As it turns out, cases like 2013 Florida are actually an exception relative to the last 10 years. Take a look at the graph below, which looks through the 2013 season:

Selection Committee Performance

2012 Ohio State and 2013 Florida are the only two teams with a pre-tournament efficiency differential of over 30 not to get a 1 seed in the NCAA bracket. In general, the Committee’s choices of 1 seeds over the years have lined up well with predictive metrics.

Another thing to note is that the gap in efficiency between 3 seeds and 4 seeds has not been nearly as big as the gap between 1 seeds and 2 seeds.

This shouldn’t come as a huge surprise, since most years there are a couple dominant teams that separate themselves from the rest of the country. It’s much easier to distinguish the few dominant teams from the next best tier than it is to differentiate a good 3 seed from a usually-not-that-much-worse 4 seed.

How are NCAA tournament teams of similar strength affected by their seed number?

To draw some better conclusions about seeding, we have to account for team strength. I grouped every 1 seed through 4 seed in the last 10 years into five categories based on efficiency differential: elite, great, very good, good, and above average. This allows us to look at how, for example, statistically “great” teams have performed across various seeding levels.

First, though, a big caveat: Sample size is still a significant issue with this approach, even with 10 years worth of data to look at. The NCAA tournament is famous for its variability, and we are only working with 40 teams at each seed number.

Still, we can look for any striking differences, and for patterns that are consistent across bins:

NCAA Wins by Efficiency

Notice how “great” and “very good” are the only two classifications with at least five teams at each seed line. In both cases, with the exception of the very small sample of only five “very good” 1 seeds, there is a consistently downward sloping trend of NCAA tournament wins as seed number gets worse.

For example, the 20 “great” 1 seeds, according to advanced stats, have won an average of 3.0 NCAA tournament games, but the 10 “great” 4 seeds have won only 2.3 games on average.

Compare this to the trends going down each column. “Elite” 1-seeds have won 4.2 games per tournament, while “very good” 1-seeds have won only 2 games per tourney. Sample sizes in some bins are small, but in every case where there are more than a few teams, the expected pattern is present: Worse teams win fewer games in the tournament.

What does it mean for your bracket picks in 2015?

It seems clear that both seeding and team strength matter, which is a logical conclusion, but at least we’ve now got some data to support it.

Still, for the best teams in the land at least, team quality (based on advanced stats) seems more important. For 1 through 4 seeds over a 10-year period, the difference in tournament wins changes more drastically when you hold seed number constant and look at varying levels of team quality, than when you hold team quality constant and look across varying seed numbers.

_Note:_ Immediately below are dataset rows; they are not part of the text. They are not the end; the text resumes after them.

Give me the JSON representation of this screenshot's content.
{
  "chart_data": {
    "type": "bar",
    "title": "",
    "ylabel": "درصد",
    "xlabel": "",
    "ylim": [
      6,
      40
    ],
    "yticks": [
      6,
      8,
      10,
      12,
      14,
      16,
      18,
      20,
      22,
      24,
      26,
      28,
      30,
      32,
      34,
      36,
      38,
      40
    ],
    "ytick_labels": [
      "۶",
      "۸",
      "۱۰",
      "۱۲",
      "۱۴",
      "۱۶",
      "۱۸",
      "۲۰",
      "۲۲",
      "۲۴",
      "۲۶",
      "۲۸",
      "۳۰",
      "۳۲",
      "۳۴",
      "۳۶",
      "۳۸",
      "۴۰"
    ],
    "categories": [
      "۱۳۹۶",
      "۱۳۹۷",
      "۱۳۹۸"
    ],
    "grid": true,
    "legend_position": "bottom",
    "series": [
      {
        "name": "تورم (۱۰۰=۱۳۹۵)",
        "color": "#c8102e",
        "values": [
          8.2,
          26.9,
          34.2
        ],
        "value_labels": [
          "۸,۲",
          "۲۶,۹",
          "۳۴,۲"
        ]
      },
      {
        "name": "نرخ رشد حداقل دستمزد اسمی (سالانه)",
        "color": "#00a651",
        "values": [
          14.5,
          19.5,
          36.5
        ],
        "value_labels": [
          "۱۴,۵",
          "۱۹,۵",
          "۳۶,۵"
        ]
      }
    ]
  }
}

Put another way, if a great team according to the stat geeks gets a bit of a snub by the Selection Committee in terms of seeding, there’s no clear evidence here that their implied “harder road to the championship” should make a big negative impact on your assessment of their chances.

In conclusion, the bracket is designed to give the 1 seeds the easiest roads, but seeding isn’t everything. When it comes to maximizing your odds to win your 2015 NCAA bracket pool, you need to be smarter than the NCAA Selection Committee.

But don’t forget one last thing…

One final note deserves mentioning, though. It’s critical to remember that every NCAA tournament is different. In any particular tournament, a great team with a great seed can still face a very tough path to the championship, given the dynamics of their region, and other factors like their travel schedule.

So never, ever take any bracket advice that’s based on “golden rules” or seed number-based trends. But that’s a topic for our 5 Signs Of Terrible Bracket Picking Advice post.